Increasing Local Vocabulary
Inevitably some specific domain insight must be integrated into an NLP pipeline dealing with material of this kind, since highly pertinent word forms such as IP addresses and technical process names must not be cast aside.
Later parts of the process use a BiLSTM (Bidirectional LSTM) network to tackle word verbosity, deriving semantic roles for sentence parts, before removing unproductive words. BiLSTM is well-suited for this, since it can correlate the long-distance dependencies that appear in verbose documents, where greater attention and retention is necessary to deduce context.
In tests, EXTRACTOR (partially funded by DARPA) was found capable of matching human data extraction from DARPA reports. The system was also run against a high volume of unstructured reports from Microsoft Security Intelligence and the TrendMicro Threat Encyclopedia, successfully extracting salient information in a majority of cases.
The researchers concede that the performance of EXTRACTOR is likely to diminish when attempting to distill actions that occur across a number of sentences or paragraphs, though re-tooling the system to accommodate other reports is indicated as a way forward here. However, this is essentially falling back to human-led labeling by proxy.
Length == Authority?
It’s interesting to note the ongoing tension between the way that Google’s arcane SEO algorithms seem to have increasingly rewarded long-form content in recent years (although official advice on this score is contradictory), and the challenges that AI researchers (including many major Google research initiatives) face in decoding intent and actual data from these increasingly discursive and lengthy articles.

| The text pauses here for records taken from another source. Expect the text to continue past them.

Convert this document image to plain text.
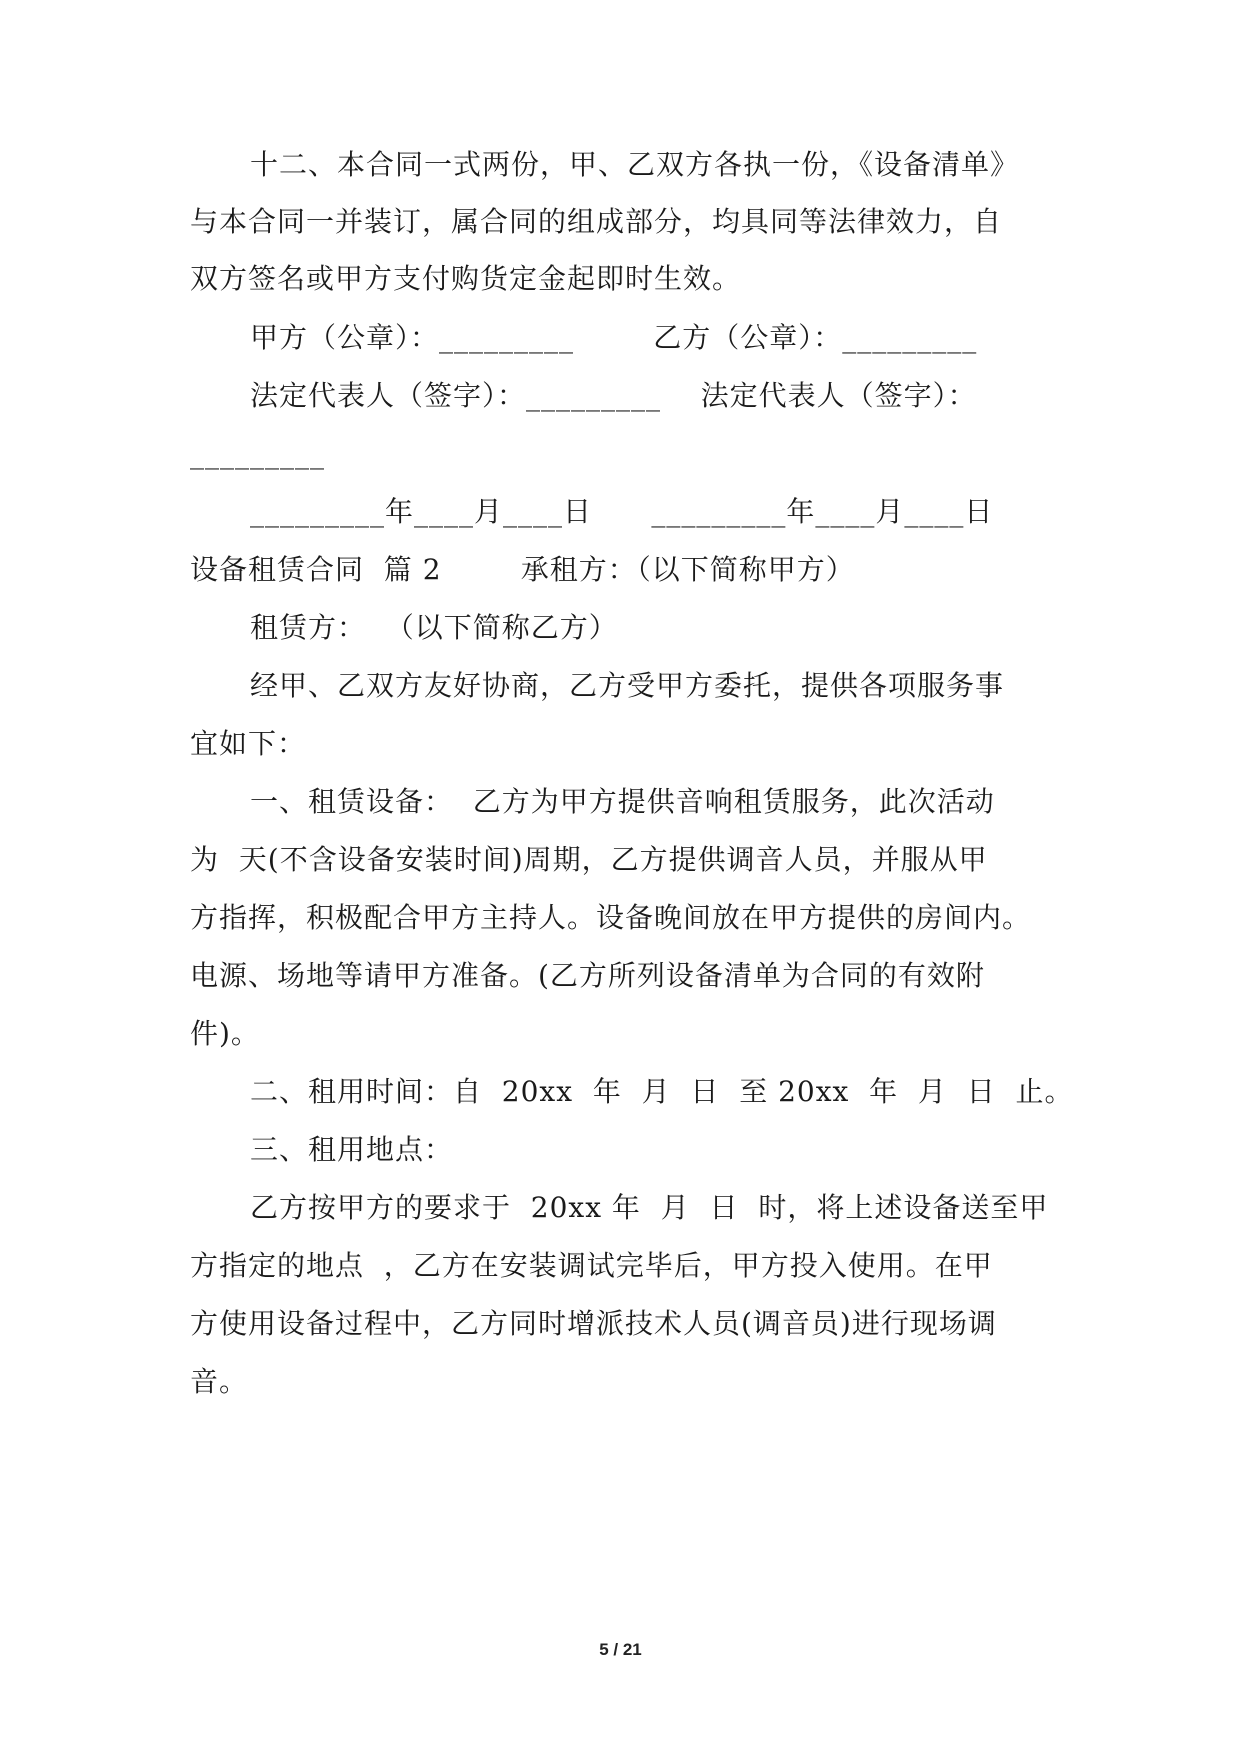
十二、本合同一式两份，甲、乙双方各执一份，《设备清单》
与本合同一并装订，属合同的组成部分，均具同等法律效力，自
双方签名或甲方支付购货定金起即时生效。
甲方（公章）：_________        乙方（公章）：_________
法定代表人（签字）：_________    法定代表人（签字）：
_________
_________年____月____日      _________年____月____日
设备租赁合同  篇 2        承租方：（以下简称甲方）
租赁方：  （以下简称乙方）
经甲、乙双方友好协商，乙方受甲方委托，提供各项服务事
宜如下：
一、租赁设备：  乙方为甲方提供音响租赁服务，此次活动
为  天(不含设备安装时间)周期，乙方提供调音人员，并服从甲
方指挥，积极配合甲方主持人。设备晚间放在甲方提供的房间内。
电源、场地等请甲方准备。(乙方所列设备清单为合同的有效附
件)。
二、租用时间：自  20xx  年  月  日  至 20xx  年  月  日  止。
三、租用地点：
乙方按甲方的要求于  20xx 年  月  日  时，将上述设备送至甲
方指定的地点  ，乙方在安装调试完毕后，甲方投入使用。在甲
方使用设备过程中，乙方同时增派技术人员(调音员)进行现场调
音。
5 / 21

It’s arguable that in rewarding longer content, Google is presuming a consistent quality that it isn’t necessarily able to identify or quantify yet through NLP processes, except by counting the number of authority sites that link to it (a ‘meatware’ metric, in most cases); and that it is therefore not unusual to see posts of 2,500 words or more attaining SERPS prominence regardless of narrative ‘bloat’, so long as the extra content is broadly intelligible and does not breach other guidelines.
Where’s The Recipe?
Consequently, word counts are rising, partly because of a genuine desire for good long-form content, but also because ‘storifying’ a few scant facts can raise a piece’s length to ideal SEO standards, and allow slight content to compete equally with higher-effort output.
One example of this is recipe sites, frequently complained of in the Hacker News community for prefacing the core information (the recipe) with scads of autobiographical or whimsical content designed to create a story-driven ‘recipe experience’, and to push what would otherwise be a very low word-count up into the SEO-friendly 2,500+ word region.

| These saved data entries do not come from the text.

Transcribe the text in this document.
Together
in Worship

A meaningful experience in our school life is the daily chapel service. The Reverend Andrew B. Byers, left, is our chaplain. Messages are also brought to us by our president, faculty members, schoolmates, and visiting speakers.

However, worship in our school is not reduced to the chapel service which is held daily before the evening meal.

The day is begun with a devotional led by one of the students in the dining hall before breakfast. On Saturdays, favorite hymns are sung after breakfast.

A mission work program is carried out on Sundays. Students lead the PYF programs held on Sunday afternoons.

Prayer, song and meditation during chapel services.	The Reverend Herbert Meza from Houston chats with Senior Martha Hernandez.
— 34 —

A number of purely procedural solutions have emerged to extract actual recipes from verbose recipe sites, including open source recipe scrapers, and recipe extractors for Firefox and Chrome. Machine learning is also concerned with this, with various approaches from Japan, the US and Portugal, as well as research from Stanford, among others.
In terms of the threat intelligence reports addressed by the Chicago researchers, the general practice of verbose threat reporting may be due in part to the need to reflect the scale of an achievement (which can otherwise often be summarized in a paragraph) by creating a very long narrative around it, and using word-length as a proxy for the scale of effort involved, regardless of applicability.
Secondly, in a climate where the originating source of a story is often lost to bad citation practices by popular news outlets, producing a higher volume of words than any re-reporting journalist could replicate guarantees a SERPS win by sheer word-volume, assuming that verbosity – now a growing challenge to NLP – is really rewarded in this way.